Figure 4: EcoVector achieves superior query speed at fixed recall, demonstrating efficient use of hybrid RAM-disk indexing.
Figure 5: Power consumption per retrieval on mobile hardware; EcoVector markedly lowers energy usage versus baselines.
SCR: Post-Retrieval Selective Content Reduction for sLM Efficiency
The SCR procedure is invoked after document retrieval, prior to prompt construction for sLM inference. The method applies sentence-level chunking (sliding windows with overlap), recalculates embedding similarities to the query, and selects only the most relevant segments—optionally extending context by a fixed number of sentences before/after selection. Documents are re-ranked according to segment-level similarity, further refining prompt coherence and relevance. This post-retrieval reduction sharply curtails the effective context size fed to the sLM, leading to significant improvements in latency and lower energy draw with no detectable degradation in retrieval accuracy.
Figure 6: SCR architecture enables precise selection and contextual merging of relevant content for efficient prompt construction.
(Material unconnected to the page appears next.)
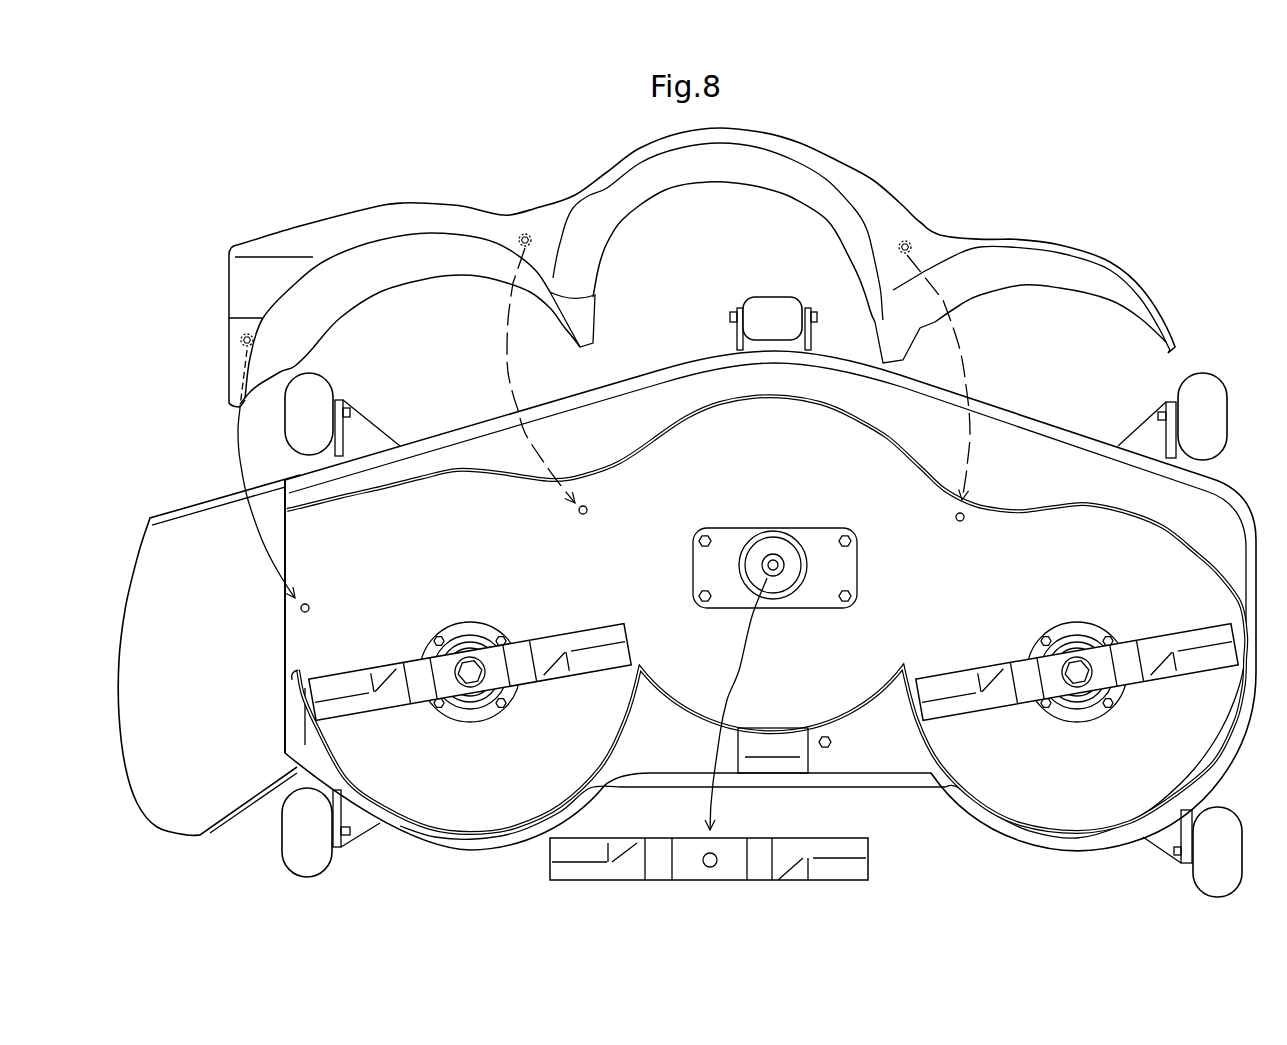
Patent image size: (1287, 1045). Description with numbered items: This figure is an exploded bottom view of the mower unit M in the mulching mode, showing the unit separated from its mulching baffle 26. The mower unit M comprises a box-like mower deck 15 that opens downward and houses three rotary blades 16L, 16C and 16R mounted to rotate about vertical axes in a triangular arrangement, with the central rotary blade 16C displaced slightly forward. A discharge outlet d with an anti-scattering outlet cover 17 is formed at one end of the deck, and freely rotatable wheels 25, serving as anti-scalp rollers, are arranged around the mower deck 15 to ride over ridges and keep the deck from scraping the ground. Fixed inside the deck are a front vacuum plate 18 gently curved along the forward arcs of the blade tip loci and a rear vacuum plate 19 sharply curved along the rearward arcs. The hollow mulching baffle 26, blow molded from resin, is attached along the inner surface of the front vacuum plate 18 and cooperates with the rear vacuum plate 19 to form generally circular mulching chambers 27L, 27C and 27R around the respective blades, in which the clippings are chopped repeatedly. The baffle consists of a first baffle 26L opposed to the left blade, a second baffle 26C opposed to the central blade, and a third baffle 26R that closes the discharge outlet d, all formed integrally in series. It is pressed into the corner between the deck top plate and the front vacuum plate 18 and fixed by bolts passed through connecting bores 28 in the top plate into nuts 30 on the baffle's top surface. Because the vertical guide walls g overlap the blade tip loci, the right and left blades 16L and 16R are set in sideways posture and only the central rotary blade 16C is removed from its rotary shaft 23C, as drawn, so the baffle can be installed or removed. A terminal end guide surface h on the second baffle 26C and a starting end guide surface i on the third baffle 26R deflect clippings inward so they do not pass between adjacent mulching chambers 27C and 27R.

Quantitative analysis confirms up to 42% reduction in input token count for SQuAD, 31% for TriviaQA, and 7% for HotpotQA while maintaining original accuracy levels. The SCR approach outperforms both naive chunk-size reduction and general-purpose text compression, achieving better resource utilization (see Figure 7, Figure 8) and robust downstream accuracy.
Figure 7: Comparative evaluation of SCR-based MobileRAG, Naive-RAG with small chunks, and compressor approaches: SCR balances context and efficiency without accuracy loss.
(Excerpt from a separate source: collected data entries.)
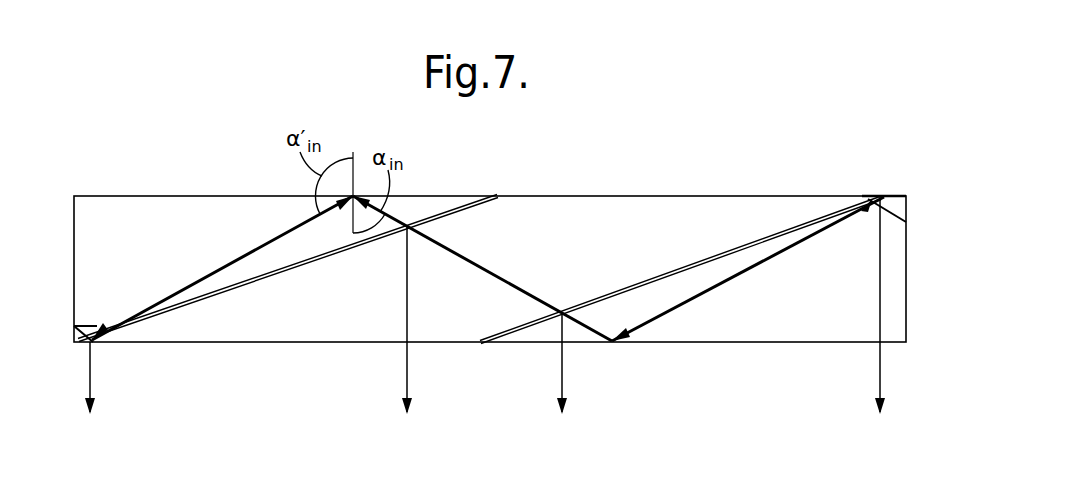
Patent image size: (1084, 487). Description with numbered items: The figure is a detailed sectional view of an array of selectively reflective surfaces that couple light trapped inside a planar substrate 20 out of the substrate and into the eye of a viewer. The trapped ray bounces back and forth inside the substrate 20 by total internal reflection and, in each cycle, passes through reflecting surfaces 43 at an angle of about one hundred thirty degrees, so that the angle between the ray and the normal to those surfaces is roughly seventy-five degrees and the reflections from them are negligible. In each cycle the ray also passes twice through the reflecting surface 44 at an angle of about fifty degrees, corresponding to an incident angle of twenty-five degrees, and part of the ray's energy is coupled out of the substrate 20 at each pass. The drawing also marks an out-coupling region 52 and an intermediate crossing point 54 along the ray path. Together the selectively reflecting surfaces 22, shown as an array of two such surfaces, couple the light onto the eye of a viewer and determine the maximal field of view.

The planar substrate 20 is at (344, 308).
The selectively reflecting surfaces 22 is at (452, 210).
The reflecting surfaces 43 is at (103, 330).
The reflecting surface 44 is at (118, 345).
The out-coupling element 52 is at (878, 198).
The intermediate diffraction point 54 is at (561, 311).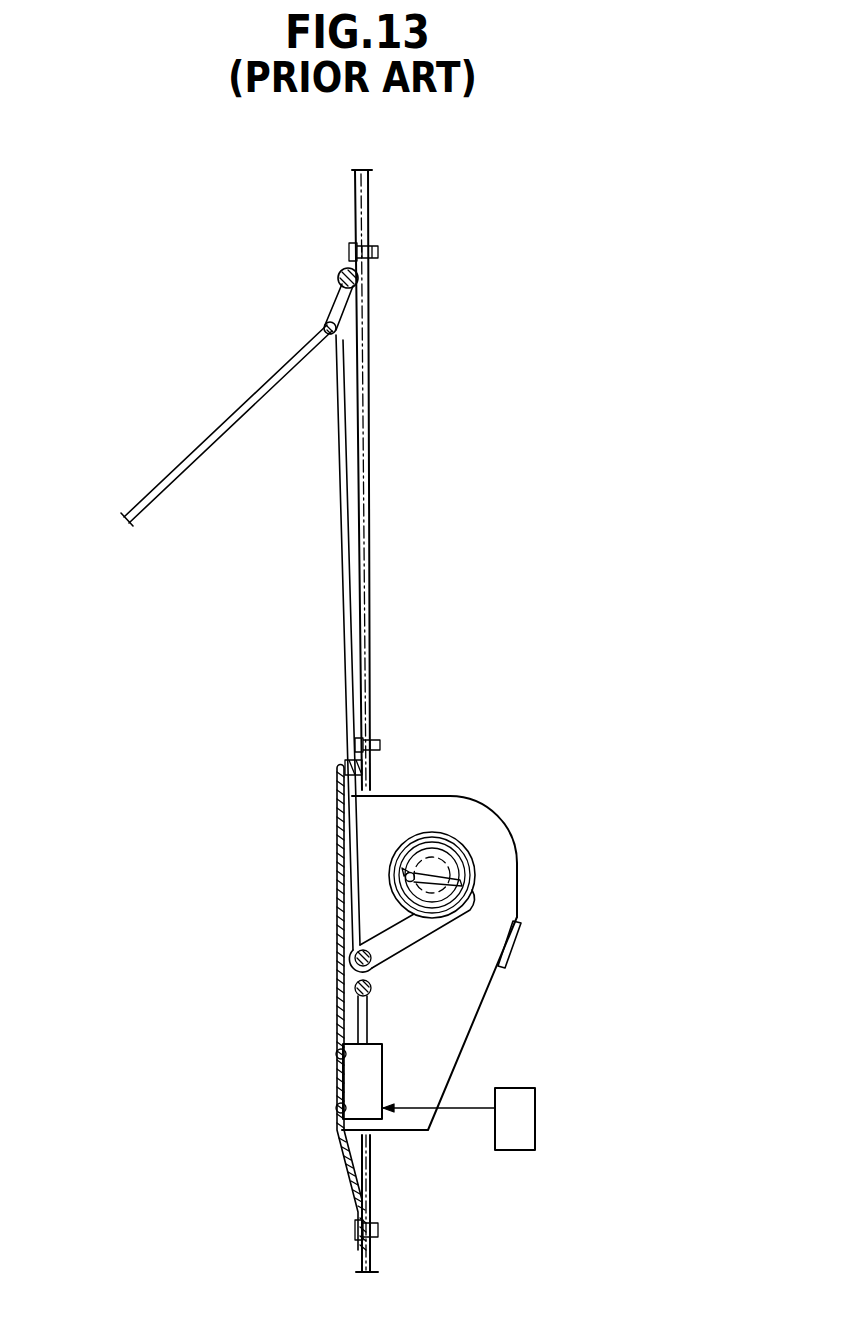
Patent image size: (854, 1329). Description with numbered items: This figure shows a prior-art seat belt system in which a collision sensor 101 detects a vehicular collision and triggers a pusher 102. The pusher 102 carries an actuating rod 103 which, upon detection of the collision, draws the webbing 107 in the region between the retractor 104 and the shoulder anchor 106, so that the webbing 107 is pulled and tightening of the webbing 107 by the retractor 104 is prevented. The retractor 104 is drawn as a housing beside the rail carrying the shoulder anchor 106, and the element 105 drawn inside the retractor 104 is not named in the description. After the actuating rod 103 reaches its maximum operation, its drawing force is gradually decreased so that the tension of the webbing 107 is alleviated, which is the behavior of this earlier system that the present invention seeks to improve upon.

The collision sensor 101 is at (508, 1098).
The pusher 102 is at (357, 1083).
The actuating rod 103 is at (363, 1022).
The retractor 104 is at (487, 828).
The spiral spring 105 is at (455, 903).
The shoulder anchor 106 is at (318, 302).
The webbing 107 is at (210, 443).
MobileRAG was benchmarked on a Galaxy S24 (8GB RAM, Exynos 2400, Android 14) using large-scale datasets for both ANNS (SIFT, NYTimes) and QA tasks (SQuAD, HotpotQA, TriviaQA). Key results include:
- Memory: EcoVector achieves memory efficiency similar to disk-centric baselines (IVF-DISK, IVF-HNSW), permitting index sizes far beyond RAM capacity.
- Search Latency: EcoVector yields up to 8.89× lower latency at comparable recall (SIFT @ 0.93 recall@10).
- TTFT: MobileRAG’s integrated SCR reduces TTFT by 1.18–1.41× across sLM backends.
- Power Consumption: EcoVector and SCR together yield overall pipeline power savings of 24.4–40.2% versus leading baselines.
- Update Latency: EcoVector’s partitioned graph structure enables scalable, balanced insert/delete operations.
- Accuracy: MobileRAG’s SCR approach matches or exceeds RAG variants employing explicit re-rankers, with advanced document reordering.
Figure 9: EcoVector sustains moderate insertion and deletion latency via cluster-local graph updates, balancing update throughput and efficiency.
Figure 10: Breakdown of TTFT on HotpotQA: SCR overhead is offset by substantial gains in sLM inference speed.
Practical and Theoretical Implications
MobileRAG’s hybrid index architecture and post-retrieval selective reduction represent critical advances for on-device deployment of RAG pipelines. The design ensures strict data privacy (offline operation), supports large-scale personal data collections, and enables real-time, contextualized query-response capabilities. The methodology is extensible to diverse sLM models, supporting progressive improvements in mobile-oriented inference by exploiting memory, energy, and context-control algorithms. The analytical models provided for memory, latency, and power constitute a rigorous framework for future mobile RAG optimization.
Figure 11: Comparative overview of RAG methods, with MobileRAG uniquely supporting fully on-device resource-constrained operation.
Figure 12: Document source reference tracking in the MobileRAG chat application supports transparent, context-rich responses.
Conclusion
MobileRAG introduces a comprehensive architecture for fast, memory- and energy-efficient RAG on mobile devices, integrating partitioned graph indexing with post-retrieval content refinement. Empirical evaluations demonstrate strong improvements in memory usage, search latency, TTFT, and power consumption, with competitive or superior QA accuracy versus established baselines. These results validate MobileRAG's viability for real-world on-device deployment and provide a foundation for future exploration of NPU/GPU co-processing and advanced embedding strategies for mobile-scale RAG.